More than 300 US airline pilots and crew have protested outside the White House over the permits given to Norwegian Air International to begin a low-cost transatlantic route between Cork and Boston.
Members of the Air Line Pilots Association, the world's largest pilots' union, dressed in full uniform were joined by other airline workers at a rally in Washington.
Carrying signs saying “#DenyNAI” and “Don’t break the ladder of opportunity for US workers”, the pilots paraded in the street in front of the White House.
They were joined by members of other trade unions, including the AFL-CIO, the Communication Workers of America and the Transport Workers Union of America.
The unions are strongly objecting to the Irish-registered airline’s application for a foreign carrier permit that would allow the airline to operate the transatlantic service.
The unions argue that the airline will erode wages and disrupt work practices. They claim that by registering in Ireland, instead of Norway, the airline is bypassing Norwegian employment, regulatory and tax laws with the intention of using lower-paid pilots from south-east Asia to fly from Ireland to the US.
Plans
The service would be an economic boon for Ireland as the airline plans to operate more low-fare flights out of Cork and later Shannon to various parts of the US.

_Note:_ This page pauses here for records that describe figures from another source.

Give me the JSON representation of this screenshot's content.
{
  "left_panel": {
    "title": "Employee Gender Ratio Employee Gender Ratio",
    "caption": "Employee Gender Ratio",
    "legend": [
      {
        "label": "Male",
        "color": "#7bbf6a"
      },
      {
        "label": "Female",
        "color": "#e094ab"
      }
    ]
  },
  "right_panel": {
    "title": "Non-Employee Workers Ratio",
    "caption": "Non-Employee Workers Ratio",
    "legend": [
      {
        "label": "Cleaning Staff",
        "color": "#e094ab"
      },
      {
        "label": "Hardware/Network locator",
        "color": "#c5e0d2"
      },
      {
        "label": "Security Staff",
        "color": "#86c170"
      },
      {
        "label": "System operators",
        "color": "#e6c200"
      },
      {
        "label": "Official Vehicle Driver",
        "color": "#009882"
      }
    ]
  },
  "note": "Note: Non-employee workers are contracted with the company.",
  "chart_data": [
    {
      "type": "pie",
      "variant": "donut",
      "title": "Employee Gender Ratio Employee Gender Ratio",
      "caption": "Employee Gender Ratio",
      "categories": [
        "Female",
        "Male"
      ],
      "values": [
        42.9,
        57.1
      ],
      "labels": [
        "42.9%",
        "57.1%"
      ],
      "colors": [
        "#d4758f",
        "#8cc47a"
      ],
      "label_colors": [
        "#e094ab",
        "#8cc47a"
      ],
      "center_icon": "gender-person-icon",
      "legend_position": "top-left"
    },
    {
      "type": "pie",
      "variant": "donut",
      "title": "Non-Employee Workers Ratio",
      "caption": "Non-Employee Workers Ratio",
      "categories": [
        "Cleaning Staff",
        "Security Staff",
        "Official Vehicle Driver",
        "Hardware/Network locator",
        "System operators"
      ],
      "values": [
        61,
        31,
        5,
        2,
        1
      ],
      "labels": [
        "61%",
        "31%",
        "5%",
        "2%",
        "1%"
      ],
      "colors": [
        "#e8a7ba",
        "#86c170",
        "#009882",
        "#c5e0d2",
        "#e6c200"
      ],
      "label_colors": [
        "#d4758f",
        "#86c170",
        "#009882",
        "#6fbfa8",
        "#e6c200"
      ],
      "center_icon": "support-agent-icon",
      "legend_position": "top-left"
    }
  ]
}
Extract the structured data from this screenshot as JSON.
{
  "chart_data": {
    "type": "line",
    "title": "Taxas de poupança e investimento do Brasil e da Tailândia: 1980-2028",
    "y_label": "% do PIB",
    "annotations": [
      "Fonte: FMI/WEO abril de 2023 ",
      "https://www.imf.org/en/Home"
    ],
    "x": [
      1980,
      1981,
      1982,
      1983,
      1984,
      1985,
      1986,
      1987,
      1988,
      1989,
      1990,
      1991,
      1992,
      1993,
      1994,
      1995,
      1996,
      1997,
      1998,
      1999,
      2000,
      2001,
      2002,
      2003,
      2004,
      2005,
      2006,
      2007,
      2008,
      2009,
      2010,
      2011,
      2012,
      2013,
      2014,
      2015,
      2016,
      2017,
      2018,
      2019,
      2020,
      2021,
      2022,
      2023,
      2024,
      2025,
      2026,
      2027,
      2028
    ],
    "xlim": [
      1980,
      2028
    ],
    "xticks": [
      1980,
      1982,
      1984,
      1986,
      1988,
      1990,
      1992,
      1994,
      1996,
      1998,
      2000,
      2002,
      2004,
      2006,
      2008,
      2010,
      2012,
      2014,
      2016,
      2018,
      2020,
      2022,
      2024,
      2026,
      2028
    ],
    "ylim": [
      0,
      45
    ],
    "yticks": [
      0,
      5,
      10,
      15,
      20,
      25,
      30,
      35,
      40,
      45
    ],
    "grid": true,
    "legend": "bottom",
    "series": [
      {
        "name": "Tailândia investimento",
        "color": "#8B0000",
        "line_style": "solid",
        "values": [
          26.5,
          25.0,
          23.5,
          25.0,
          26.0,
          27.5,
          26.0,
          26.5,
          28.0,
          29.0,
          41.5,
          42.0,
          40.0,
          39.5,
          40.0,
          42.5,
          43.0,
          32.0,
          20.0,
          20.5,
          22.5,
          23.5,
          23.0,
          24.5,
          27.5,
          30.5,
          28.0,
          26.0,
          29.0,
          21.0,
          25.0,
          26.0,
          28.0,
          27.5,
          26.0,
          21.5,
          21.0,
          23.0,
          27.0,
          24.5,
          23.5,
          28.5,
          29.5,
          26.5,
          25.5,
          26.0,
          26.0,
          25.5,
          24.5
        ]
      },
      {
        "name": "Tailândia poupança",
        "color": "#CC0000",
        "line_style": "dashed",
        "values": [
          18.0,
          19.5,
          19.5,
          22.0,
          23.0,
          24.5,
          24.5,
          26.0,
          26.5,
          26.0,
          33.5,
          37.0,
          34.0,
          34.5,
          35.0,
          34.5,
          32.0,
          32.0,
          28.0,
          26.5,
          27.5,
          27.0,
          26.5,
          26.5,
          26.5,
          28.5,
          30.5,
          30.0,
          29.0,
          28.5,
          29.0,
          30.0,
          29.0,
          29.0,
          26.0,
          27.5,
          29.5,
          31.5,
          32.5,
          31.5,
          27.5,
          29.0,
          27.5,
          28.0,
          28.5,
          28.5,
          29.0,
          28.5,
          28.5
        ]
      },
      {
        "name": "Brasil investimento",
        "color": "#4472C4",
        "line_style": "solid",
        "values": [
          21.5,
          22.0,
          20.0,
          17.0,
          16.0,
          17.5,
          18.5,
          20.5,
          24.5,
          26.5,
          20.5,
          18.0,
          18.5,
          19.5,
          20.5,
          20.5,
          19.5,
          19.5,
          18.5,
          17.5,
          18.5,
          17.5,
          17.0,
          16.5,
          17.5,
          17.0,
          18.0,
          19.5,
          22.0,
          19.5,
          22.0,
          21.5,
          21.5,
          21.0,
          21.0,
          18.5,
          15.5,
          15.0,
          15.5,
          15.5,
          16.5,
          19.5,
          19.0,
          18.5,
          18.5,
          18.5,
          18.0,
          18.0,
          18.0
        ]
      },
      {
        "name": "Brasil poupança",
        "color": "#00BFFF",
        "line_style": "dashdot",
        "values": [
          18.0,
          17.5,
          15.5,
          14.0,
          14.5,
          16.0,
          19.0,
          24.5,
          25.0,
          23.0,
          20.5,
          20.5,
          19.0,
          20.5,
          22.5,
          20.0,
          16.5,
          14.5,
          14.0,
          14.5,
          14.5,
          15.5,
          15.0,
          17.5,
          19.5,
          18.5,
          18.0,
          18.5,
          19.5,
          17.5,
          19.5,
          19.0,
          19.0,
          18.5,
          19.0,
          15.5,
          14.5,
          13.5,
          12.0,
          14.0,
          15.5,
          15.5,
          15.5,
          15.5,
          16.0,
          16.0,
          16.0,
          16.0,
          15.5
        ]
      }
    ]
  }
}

Prominent Irish business and political figures, including Ryanair chief executive Michael O'Leary and Irish Aviation Authority chief executive Eamon Brennan, were among the signatories to a letter sent to members of US congress urging them to support the service.
Lobbying efforts to have the new transatlantic service approved have reached the highest levels of power with Taoiseach Enda Kenny raising the issue with President Barack Obama during their St Patrick's Day meeting in the Oval Office.
The service has become a thorny political issue in the US.
Democratic presidential candidate Bernie Sanders has objected to the airline's permit saying that it would employ low-paid crews and "threaten the jobs of hundreds of thousands of flight attendants, mechanics, pilots and other airline workers in our country and in Europe".
Employment law
Capt
Tim Canoll
, president of the 53,000-member Air Line Pilots Association union, accused the Norwegian airline of creating a separate subsidiary in Ireland specifically to circumvent Norwegian employment law so they could source long-haul crews from south-east Asia.
“While they may have said at times that we intend to operate with US and EU crews, they have specifically refused to put that into the docket as proof of what they are going to do,” he said, speaking shortly after the Washington rally.
“Our fear is that they won’t write it down and tell our government they are going to do it, then they are not going to do it.”
Capt Halli Mulei, spokeswoman for the union's chapter at United Airlines, said that the unions were not concerned about Irish employment laws but those elsewhere in the world.
“We have a Norwegian company that’s going to have an operating certificate in Ireland but then use crews from all around the world. What country is going to have oversight and regulate their safety?” she said.
Susan Davis, the Washington-based spokeswoman representing Cork Airport in the push for permit approval, said that the claims of the unions were "bogus".
She denied that the airline would be using Asian crews.